The display begins at a byte, line or 512-byte block location in
the input. Numbers having a leading plus (+) sign are
relative to the beginning of the input; for example, tail -c
+2 or tail +2cstarts the display at the second byte of
the input. Numbers having a leading minus (-) sign or, when
used with -c or -n, no explicit sign are relative to
the end of the input; for example, tail -n 2 or tail
-2 displays the last two lines of the input. The default
starting location is -10, or the last 10 lines of the
input.
The options are as follows:
-f
The -f option causes tail(1) to not stop when end
of file is reached, but rather to wait for additional data to be
appended to the input. The -f option is ignored if the
standard input is a pipe, but not if it is a first-in-first-out
(FIFO).
-r
Display the input in reverse order, by line.
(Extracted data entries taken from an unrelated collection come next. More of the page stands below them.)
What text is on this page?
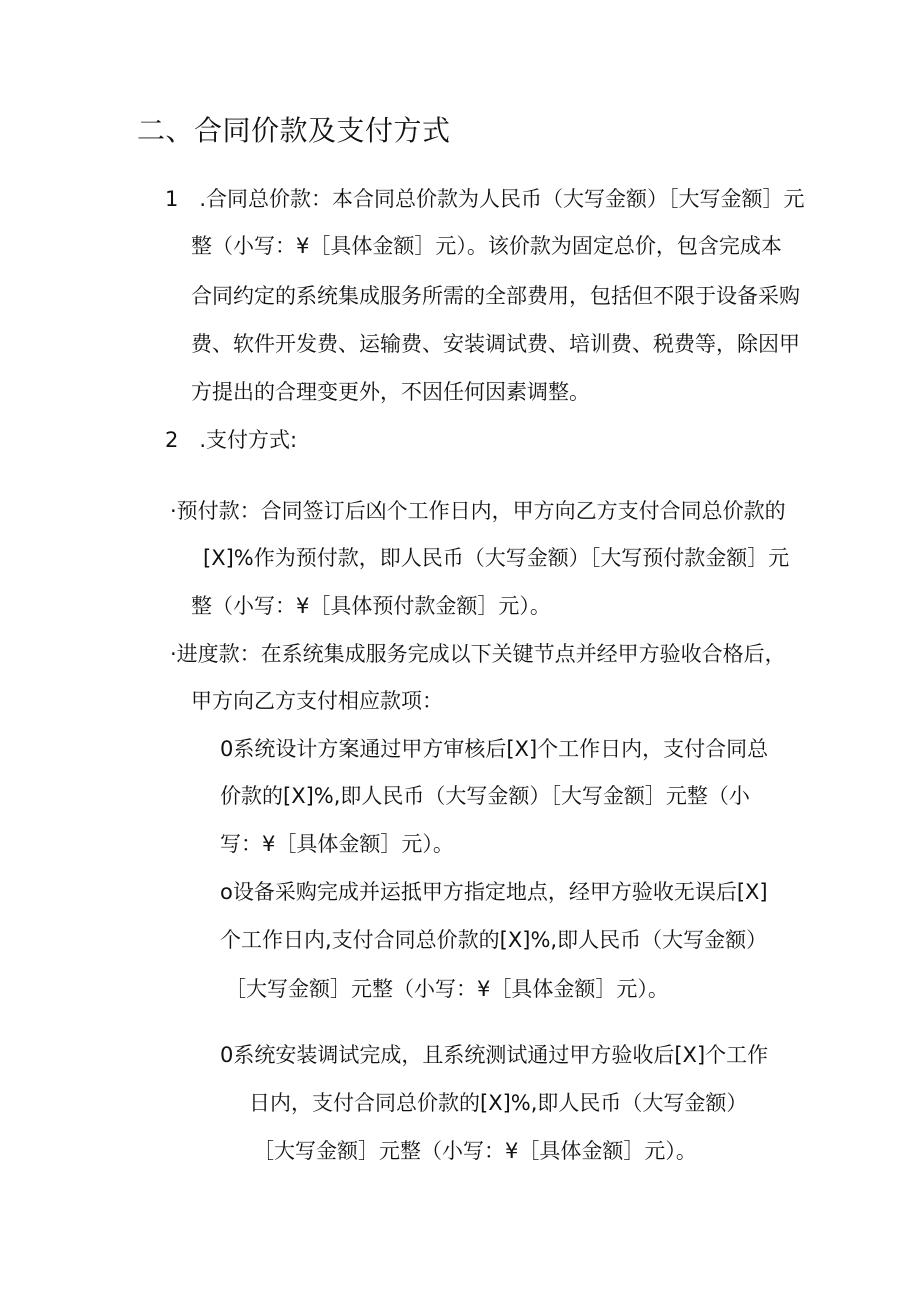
二、合同价款及支付方式
1　.合同总价款：本合同总价款为人民币（大写金额）［大写金额］元
整（小写：¥［具体金额］元）。该价款为固定总价，包含完成本
合同约定的系统集成服务所需的全部费用，包括但不限于设备采购
费、软件开发费、运输费、安装调试费、培训费、税费等，除因甲
方提出的合理变更外，不因任何因素调整。
2　.支付方式:
·预付款：合同签订后凶个工作日内，甲方向乙方支付合同总价款的
[X]%作为预付款，即人民币（大写金额）［大写预付款金额］元
整（小写：¥［具体预付款金额］元）。
·进度款：在系统集成服务完成以下关键节点并经甲方验收合格后，
甲方向乙方支付相应款项：
0系统设计方案通过甲方审核后[X]个工作日内，支付合同总
价款的[X]%,即人民币（大写金额）［大写金额］元整（小
写：¥［具体金额］元）。
o设备采购完成并运抵甲方指定地点，经甲方验收无误后[X]
个工作日内,支付合同总价款的[X]%,即人民币（大写金额）
［大写金额］元整（小写：¥［具体金额］元）。
0系统安装调试完成，且系统测试通过甲方验收后[X]个工作
日内，支付合同总价款的[X]%,即人民币（大写金额）
［大写金额］元整（小写：¥［具体金额］元）。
Additionally, this
option changes the meaning of the -b, -c and
-n options. When the -r option is specified, these
options specify the number of bytes, lines or 512-byte blocks to
display, instead of the bytes, lines or blocks from the beginning
or end of the input from which to begin the display. The default
for the -r option is to display all of the input.
-cnumber
The location is number bytes.
-nnumber
The location is number lines.
-knumber
Display the last number kilobytes (1024 bytes) of the
file.
-m number
Display the last number megabytes (1,048,576 bytes) of
the file.
+[number] [b | c |
l][f] [file]
– [number] [b | c | l][f]
[file]
The interpretation of number depends on which letter, if
any, follow number:b indicates 512-byte blocks;
c indicates bytes, and l indicates lines. Adding
f causes tail(1) to not stop when end of file is
reached, but rather to wait for additional data to be appended to
the input. The f option is ignored if the standard input is
a pipe, but not if it is a first-in-first-out (FIFO).
The -lnumber option, which is found in some
implementations of UNIX, is not standard and is not supported.
Instead, use the -nnumber option, which has the same
functionality.
If more than a single file is specified, each file is preceded
by a header consisting of the string ==>filename<== where filename is the name of the file.